De komende tijd zal Artificiële Intelligentie (AI) in het laboratorium en in de zorg steeds vaker worden ingezet om de kwaliteit een boost te geven en zorgmedewerkers en artsen daarbij te helpen. Met zijn oratie ‘Beter met bytes’ schetste Martijn Schut, hoogleraar Translationele AI in de Laboratoriumgeneeskunde bij de afdeling Klinische chemie, daarvan de voordelen.
Zijn oratie vond plaats op de dag dat ook het Translationeel AI Laboratorium (TrAIL) werd geopend. Het TrAIL richt zich op onderzoek en het gebruik van kunstmatige intelligentie in het laboratorium en in de zorg. Met ‘beter’ doelt Schut op het beter maken van patiënten, maar ook op het verbeteren van de manier van werken in het lab en in de zorg. ‘Bytes’ staat voor het gebruik van slimme technologie en dan in het bijzonder AI. Hierdoor is het mogelijk om met het vermogen van computeralgoritmen conclusies te trekken zonder directe menselijke bemoeienis.
Steeds vaker wordt door artsen al gebruik gemaakt van AI ter ondersteuning van het nemen van medische beslissingen. Daarnaast kan AI bijvoorbeeld ook gebruikt worden in het lab. Schut houdt zich dan ook bezig met de vraag hoe wetenschappelijke AI-ontdekkingen snel terecht kunnen komen in het lab en in de zorg, en hoe ze daar goed en betrouwbaar aan het werk kunnen.
Algoritme bij laboratoriumtest
In het Amsterdam UMC gebruikt men al voor verschillende toepassingen AI. Ook in het Lab. Dit heeft er al toe geleid dat hierdoor bijvoorbeeld de hielprikscreening van een aangeboren schildklierziekte (congenitale hypothyreoïdie ) sterk is verbeterd. Hierdoor worden er minder kinderen onterecht doorverwezen voor nader onderzoek terwijl er geen patiënten gemist worden.

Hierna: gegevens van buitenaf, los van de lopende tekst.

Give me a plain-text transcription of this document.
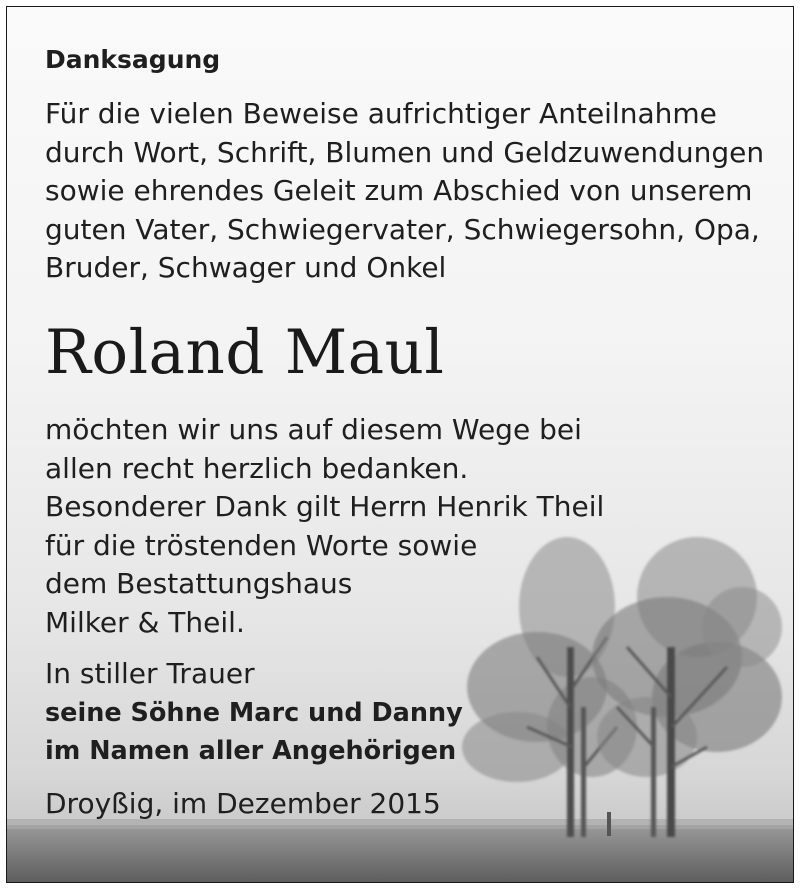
Danksagung
Für die vielen Beweise aufrichtiger Anteilnahme
durch Wort, Schrift, Blumen und Geldzuwendungen
sowie ehrendes Geleit zum Abschied von unserem
guten Vater, Schwiegervater, Schwiegersohn, Opa,
Bruder, Schwager und Onkel
Roland Maul
möchten wir uns auf diesem Wege bei
allen recht herzlich bedanken.
Besonderer Dank gilt Herrn Henrik Theil
für die tröstenden Worte sowie
dem Bestattungshaus
Milker & Theil.
In stiller Trauer
seine Söhne Marc und Danny
im Namen aller Angehörigen
Droyßig, im Dezember 2015
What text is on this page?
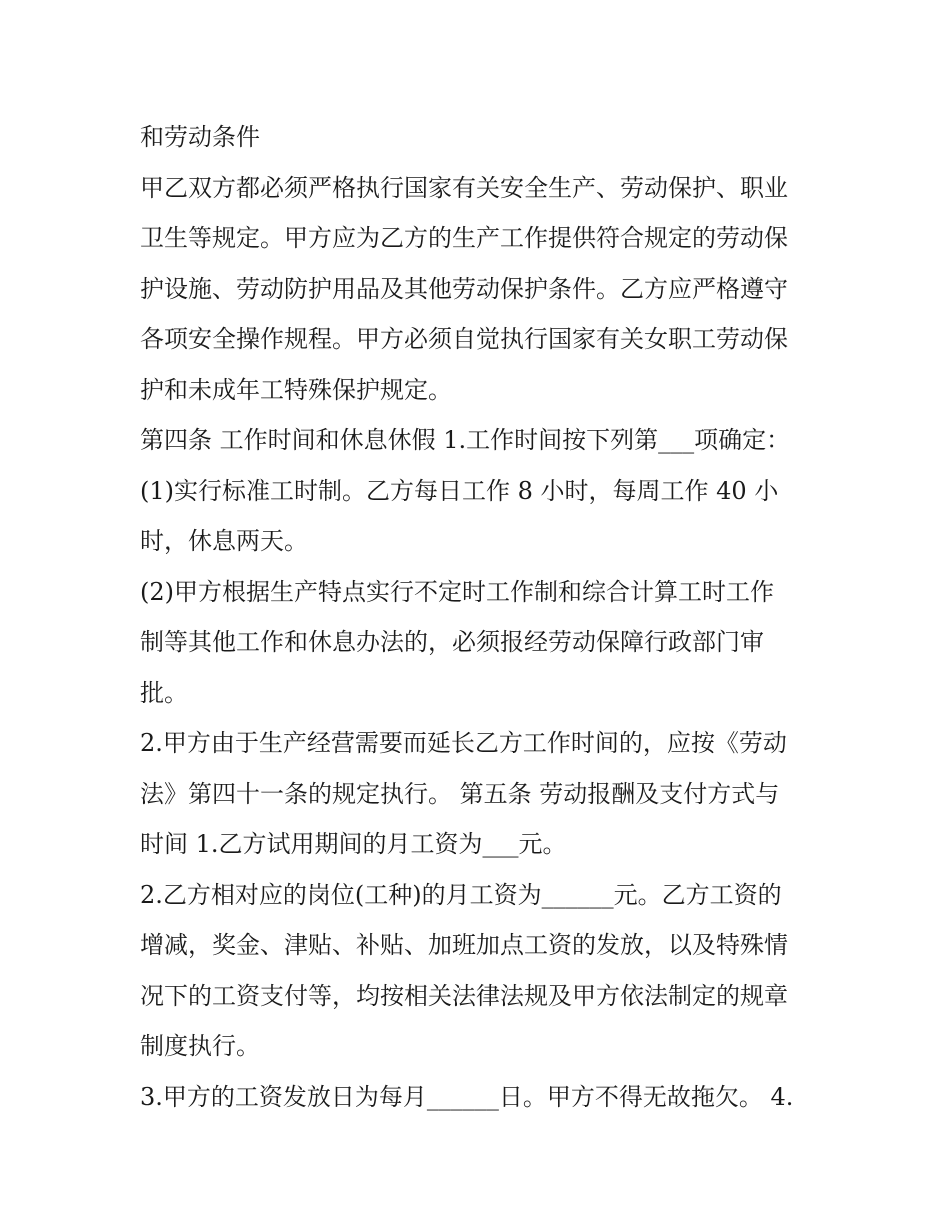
和劳动条件
甲乙双方都必须严格执行国家有关安全生产、劳动保护、职业
卫生等规定。甲方应为乙方的生产工作提供符合规定的劳动保
护设施、劳动防护用品及其他劳动保护条件。乙方应严格遵守
各项安全操作规程。甲方必须自觉执行国家有关女职工劳动保
护和未成年工特殊保护规定。
第四条 工作时间和休息休假 1.工作时间按下列第___项确定：
(1)实行标准工时制。乙方每日工作 8 小时，每周工作 40 小
时，休息两天。
(2)甲方根据生产特点实行不定时工作制和综合计算工时工作
制等其他工作和休息办法的，必须报经劳动保障行政部门审
批。
2.甲方由于生产经营需要而延长乙方工作时间的，应按《劳动
法》第四十一条的规定执行。 第五条 劳动报酬及支付方式与
时间 1.乙方试用期间的月工资为___元。
2.乙方相对应的岗位(工种)的月工资为______元。乙方工资的
增减，奖金、津贴、补贴、加班加点工资的发放，以及特殊情
况下的工资支付等，均按相关法律法规及甲方依法制定的规章
制度执行。
3.甲方的工资发放日为每月______日。甲方不得无故拖欠。 4.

Een ander voorbeeld is de inzet van kunstmatige intelligentie bij de behandeling van patiënten met reumatoïde artritis (reuma). Deze patiënten krijgen altijd eerst het effectieve, veilige en goedkope geneesmiddel methotrexaat voorgeschreven. Omdat methotrexaat niet bij iedereen werkt, zorg een algoritme er voor dat voorspelt kan voorspellen wie er wel of niet op dit middel zal reageren. Zo kan indien nodig meteen een andere medicatie worden voorgeschreven.
Een andere toepassing is dat bij het vaststellen van dementie een wiskundige formule op basis van vijf bloedwaarden, het verloop van cognitieve achteruitgang kan duiden, waardoor de ziekte van Alzheimer te voorspellen is. Met behulp van AI kan in het laboratorium bovendien het aantal onnodige bloedkweken bij het vaststellen van een infectie worden beperkt. Zo kan in plaats van de ‘gouden standaard bloedkweek’ die 24-72 uur duurt, het algoritme op basis van demografische gegevens, vitale functies, medicatie en laboratorium- en radiologieresultaten de uitkomst van de bloedkweek voorspellen met een nauwkeurigheid van bijna 80 procent.

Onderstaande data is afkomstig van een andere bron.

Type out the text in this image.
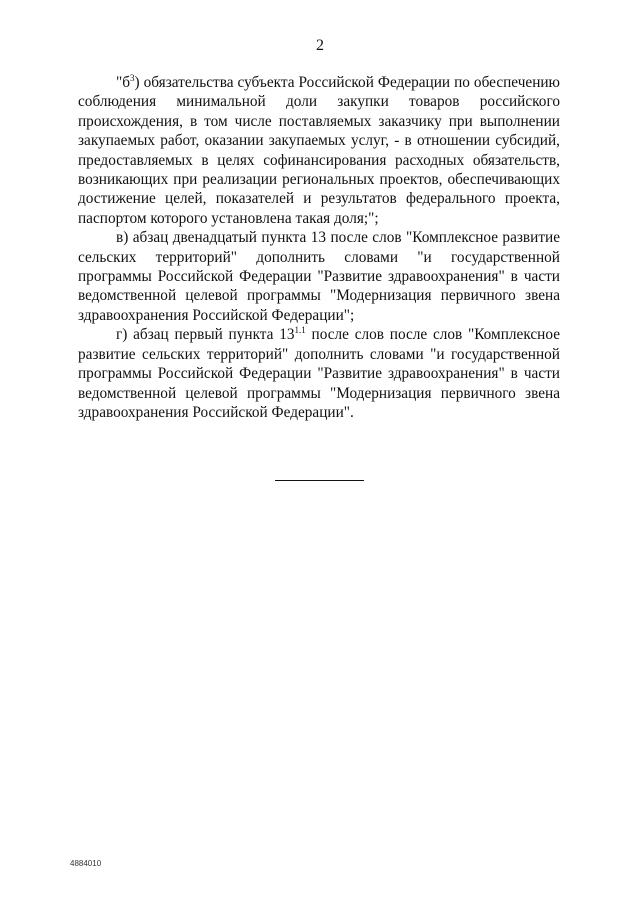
2

"$б^3$) обязательства субъекта Российской Федерации по обеспечению соблюдения минимальной доли закупки товаров российского происхождения, в том числе поставляемых заказчику при выполнении закупаемых работ, оказании закупаемых услуг, - в отношении субсидий, предоставляемых в целях софинансирования расходных обязательств, возникающих при реализации региональных проектов, обеспечивающих достижение целей, показателей и результатов федерального проекта, паспортом которого установлена такая доля;";

в) абзац двенадцатый пункта 13 после слов "Комплексное развитие сельских территорий" дополнить словами "и государственной программы Российской Федерации "Развитие здравоохранения" в части ведомственной целевой программы "Модернизация первичного звена здравоохранения Российской Федерации";

г) абзац первый пункта $13^{1.1}$ после слов после слов "Комплексное развитие сельских территорий" дополнить словами "и государственной программы Российской Федерации "Развитие здравоохранения" в части ведомственной целевой программы "Модернизация первичного звена здравоохранения Российской Федерации".

4884010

Deze voorbeelden laten zijn hoe er met het gebruik van AI beter en sneller getest kan worden met alle voorhanden zijnde informatie. Zeker in deze tijd levert dit een significante besparing op van tijd en kosten.

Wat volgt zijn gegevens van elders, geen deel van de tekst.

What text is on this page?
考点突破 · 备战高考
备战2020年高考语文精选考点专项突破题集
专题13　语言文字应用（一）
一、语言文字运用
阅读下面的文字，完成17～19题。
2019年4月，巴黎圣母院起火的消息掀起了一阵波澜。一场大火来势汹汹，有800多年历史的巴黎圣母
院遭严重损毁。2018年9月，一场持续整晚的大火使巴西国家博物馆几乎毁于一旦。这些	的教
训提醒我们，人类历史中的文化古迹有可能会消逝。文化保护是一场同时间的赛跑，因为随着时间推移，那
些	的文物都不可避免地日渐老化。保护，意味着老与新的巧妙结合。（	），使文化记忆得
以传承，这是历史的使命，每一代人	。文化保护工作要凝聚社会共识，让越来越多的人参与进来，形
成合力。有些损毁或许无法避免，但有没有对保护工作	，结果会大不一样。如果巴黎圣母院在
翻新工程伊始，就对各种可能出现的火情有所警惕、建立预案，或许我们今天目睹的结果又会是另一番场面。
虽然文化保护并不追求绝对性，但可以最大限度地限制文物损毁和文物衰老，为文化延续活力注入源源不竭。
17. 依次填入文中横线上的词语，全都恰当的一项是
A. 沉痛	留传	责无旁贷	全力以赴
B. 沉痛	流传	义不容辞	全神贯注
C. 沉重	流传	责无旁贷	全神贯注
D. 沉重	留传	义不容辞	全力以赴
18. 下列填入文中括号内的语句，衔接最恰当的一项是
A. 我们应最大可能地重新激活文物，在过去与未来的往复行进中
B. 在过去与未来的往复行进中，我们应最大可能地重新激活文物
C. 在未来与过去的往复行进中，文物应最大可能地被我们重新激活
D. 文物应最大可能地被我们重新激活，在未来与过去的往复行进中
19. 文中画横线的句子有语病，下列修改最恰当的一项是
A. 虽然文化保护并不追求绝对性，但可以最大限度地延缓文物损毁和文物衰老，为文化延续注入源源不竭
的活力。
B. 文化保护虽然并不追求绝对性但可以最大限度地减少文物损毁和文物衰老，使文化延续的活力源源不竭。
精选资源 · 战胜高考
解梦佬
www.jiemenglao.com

Gewenning aan AI noodzakelijk
Menige medewerker in de zorg is nog wat huiverig als het gaat om het gebruik van kunstmatige intelligentie. Onbekend maakt onbemind zou wel eens de oorzaak daarvan kunnen zijn. Schut ziet het dan ook als zijn taak daar verandering in te brengen. Ook zou het sommigen te ingewikkeld lijken. En dat terwijl het algoritme er juist voor zorgt dat zij hun werk beter kunnen doen.